The dissertation is devoted to the study of the equality problems of point systems in two-dimensional bilinear-metric spaces over the field of rational numbers, to the determination of complete invariants of parametric figures in two-dimensional Minkowski space, and to the establishment of complete systems of invariants of figures with respect to the motion groups in two- and three-dimensional Euclidean spaces.
The report will cover the following topics.
A comprehensive analysis of the invariance properties of an m-point system situated in a two-dimensional bilinear-metric space with respect to the groups of rotations and translations.

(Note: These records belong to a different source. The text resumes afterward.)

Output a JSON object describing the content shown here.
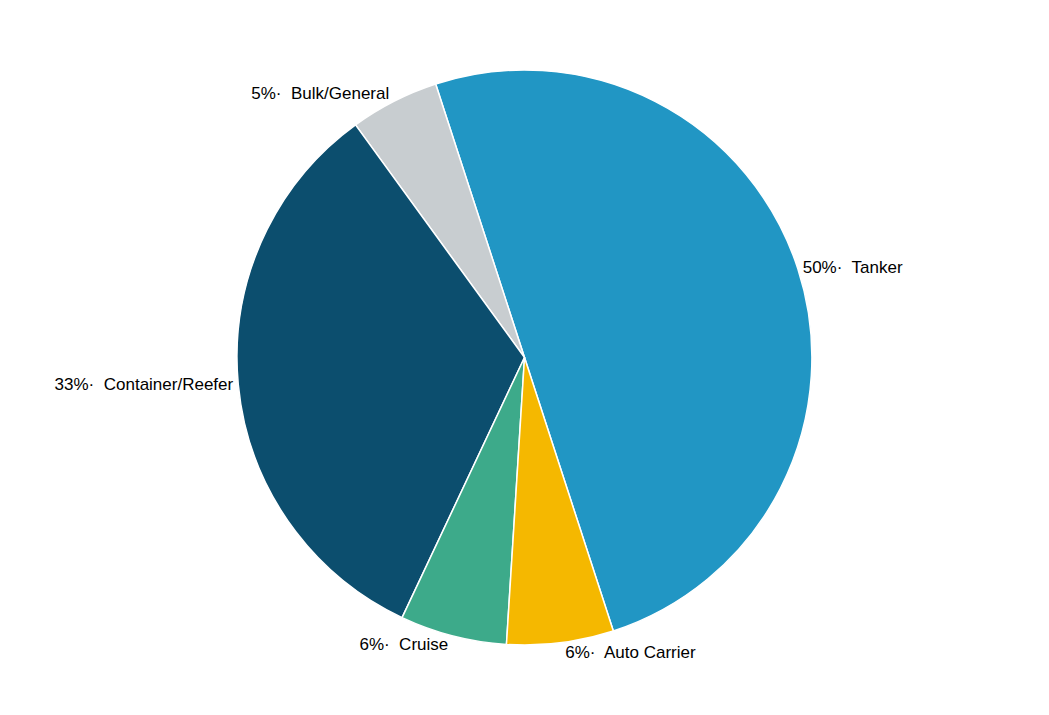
{
  "chart_data": {
    "type": "pie",
    "values": [
      50,
      5,
      33,
      6,
      6
    ],
    "value_labels": [
      "50%·  Tanker",
      "5%·  Bulk/General",
      "33%·  Container/Reefer",
      "6%·  Cruise",
      "6%·  Auto Carrier"
    ],
    "colors": [
      "#2196C4",
      "#C8CDD0",
      "#0C4E6E",
      "#3DAA8A",
      "#F5B800"
    ],
    "data_labels": true
  }
}
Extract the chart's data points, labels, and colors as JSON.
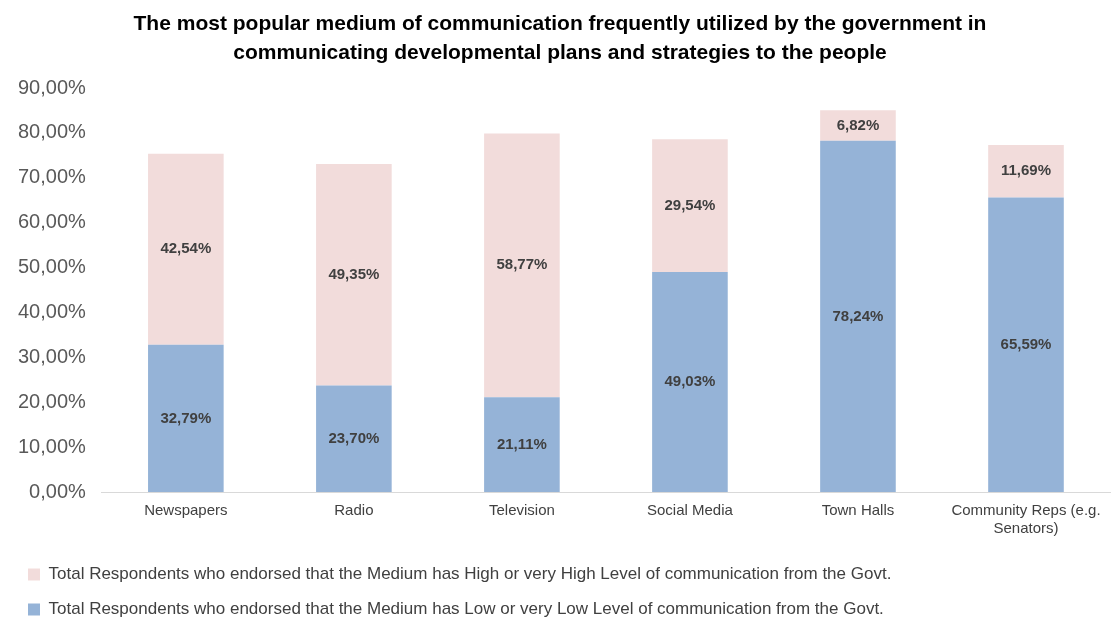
{
  "chart_data": {
    "type": "bar",
    "title": "The most popular medium of communication frequently utilized by the government in communicating developmental plans and strategies to the people",
    "categories": [
      "Newspapers",
      "Radio",
      "Television",
      "Social Media",
      "Town Halls",
      "Community Reps (e.g. Senators)"
    ],
    "stacked": true,
    "series": [
      {
        "name": "Total Respondents who endorsed that the Medium has Low or very Low Level of communication from the Govt.",
        "color": "#95b3d7",
        "values": [
          32.79,
          23.7,
          21.11,
          49.03,
          78.24,
          65.59
        ],
        "value_labels": [
          "32,79%",
          "23,70%",
          "21,11%",
          "49,03%",
          "78,24%",
          "65,59%"
        ]
      },
      {
        "name": "Total Respondents who endorsed that the Medium has High or very High Level of communication from the Govt.",
        "color": "#f2dcdb",
        "values": [
          42.54,
          49.35,
          58.77,
          29.54,
          6.82,
          11.69
        ],
        "value_labels": [
          "42,54%",
          "49,35%",
          "58,77%",
          "29,54%",
          "6,82%",
          "11,69%"
        ]
      }
    ],
    "ylim": [
      0,
      90
    ],
    "yticks": [
      {
        "value": 0,
        "label": "0,00%"
      },
      {
        "value": 10,
        "label": "10,00%"
      },
      {
        "value": 20,
        "label": "20,00%"
      },
      {
        "value": 30,
        "label": "30,00%"
      },
      {
        "value": 40,
        "label": "40,00%"
      },
      {
        "value": 50,
        "label": "50,00%"
      },
      {
        "value": 60,
        "label": "60,00%"
      },
      {
        "value": 70,
        "label": "70,00%"
      },
      {
        "value": 80,
        "label": "80,00%"
      },
      {
        "value": 90,
        "label": "90,00%"
      }
    ],
    "grid": false,
    "legend": "bottom"
  }
}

In this section, complete systems of invariants of m points with respect to the fundamental groups SO(2,p,ℚ), O(2,p,ℚ), MSO(2,p,ℚ), and MO(2,p,ℚ) (i.e., with respect to rotations and translations) are presented.
In the second and third sections, the complete systems of invariants of T-objects (figures) in two-dimensional Minkowski space with respect to the groups O⁺(1,1), O(1,1), MO⁺(1,1), and MO(1,1) are obtained — that is, the necessary and sufficient conditions for two figures to be equivalent are derived.
Furthermore, in two- and three-dimensional Euclidean spaces, the complete Euclidean and Galilean invariant systems of parametric figures are determined, providing the necessary and sufficient conditions for the equivalence of two parametric figures with respect to the groups of rotations and translations.